Około 10 sierpnia niektóre baraki, między innymi 6, zostały ogrodzone drutem kolczastym. Kierowano tam młodych mężczyzn, którzy byli traktowani szczególnie ostro. Ponieważ sanitariuszki i lekarze polscy usiłowali wyprowadzać Polaków z obozu i legalnie drogą zwolnień chorych, i nielegalnie (przebieranie kobiet w białe fartuchy, wynoszenie zdrowych mężczyzn na noszach, na wozach niby do ładowania żywności itd.) władze obozu wydały rozkaz, by do baraku 6 miały wstęp tylko wyznaczone specjalnie sanitariuszki, inne były odpędzane przez SS-manów stojących na warcie. Dopóki pilnowali obozu Ukraińcy, łatwo można było wartowników przekupić, dając złote rzeczy lub wódkę i dzięki temu wyprowadzano poza obóz warszawiaków niby-chorych. Niektórzy SS-mani także dawali się przekupić, ale mieli podejście bardziej ciężkie do zwalniania Polaków. W związku ze zwalnianiem z obozu została aresztowana działaczka na terenie obozu doktorowa Dreszerowa.

Ponieważ w barakach panował brud, ludzie siedzieli po prostu na ubitej ziemi bez podłóg, a tylko co najwyżej na desce lub garstce słomy, nie było specjalnych ubikacji tylko odgrodzone miejsce, woda nie nadawała się do picia, a odżywianie było niedostateczne, zaczęły się szybko szerzyć choroby.
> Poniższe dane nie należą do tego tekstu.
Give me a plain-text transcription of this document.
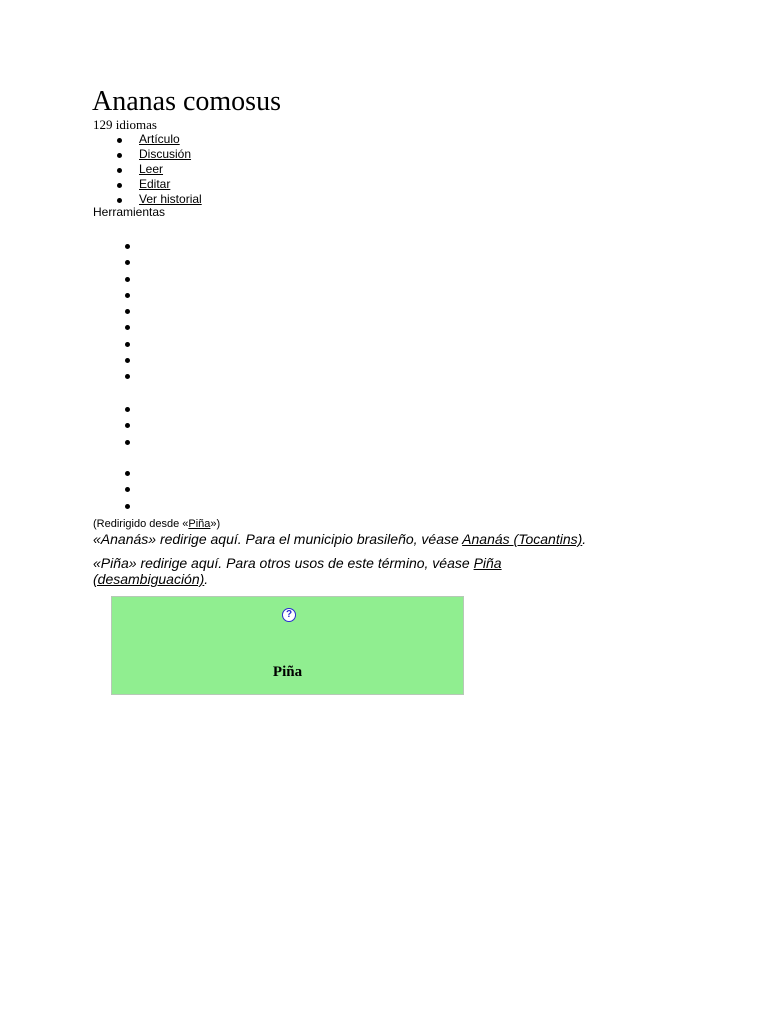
Ananas comosus
129 idiomas
Artículo
Discusión
Leer
Editar
Ver historial
Herramientas
(Redirigido desde «Piña»)
«Ananás» redirige aquí. Para el municipio brasileño, véase Ananás (Tocantins).
«Piña» redirige aquí. Para otros usos de este término, véase Piña (desambiguación).
?
Piña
Panowała czerwonka, tyfus brzuszny. Śmiertelność była duża, ale nie mogę określić ani liczby zgonów, ani nawet procentowo. Najwięcej umierało dzieci i starców.

Około 10 sierpnia, gdy rządy nad obozem objęło SS, postrachem warszawiaków stał się tzw. zielony wagon, pomalowany na zielono wagon kolejowy, gdzie się mieściło gestapo, które trzęsło obozem. Odbywały się tam badania. Słyszałam, że w końcu sierpnia przywieziono z Warszawy grupę AK-owców, mężczyzn. Gestapowcy załadowali ich do ciężarowego samochodu, kładąc na leżąco plackiem, jedni na drugich. Samochód ten był wyładowany, mogło tam być około 20 osób. Zostali oni zawiezieni na tzw. glinki położone w połowie drogi z Pruszkowa do Komorowa koło toru kolejki EKD i tu wszystkich rozstrzelali.

Wielu warszawiaków zostało rozstrzelanych przy próbie ucieczki, strzelano również za kontaktowanie się warszawiaków z ludźmi spoza drutów.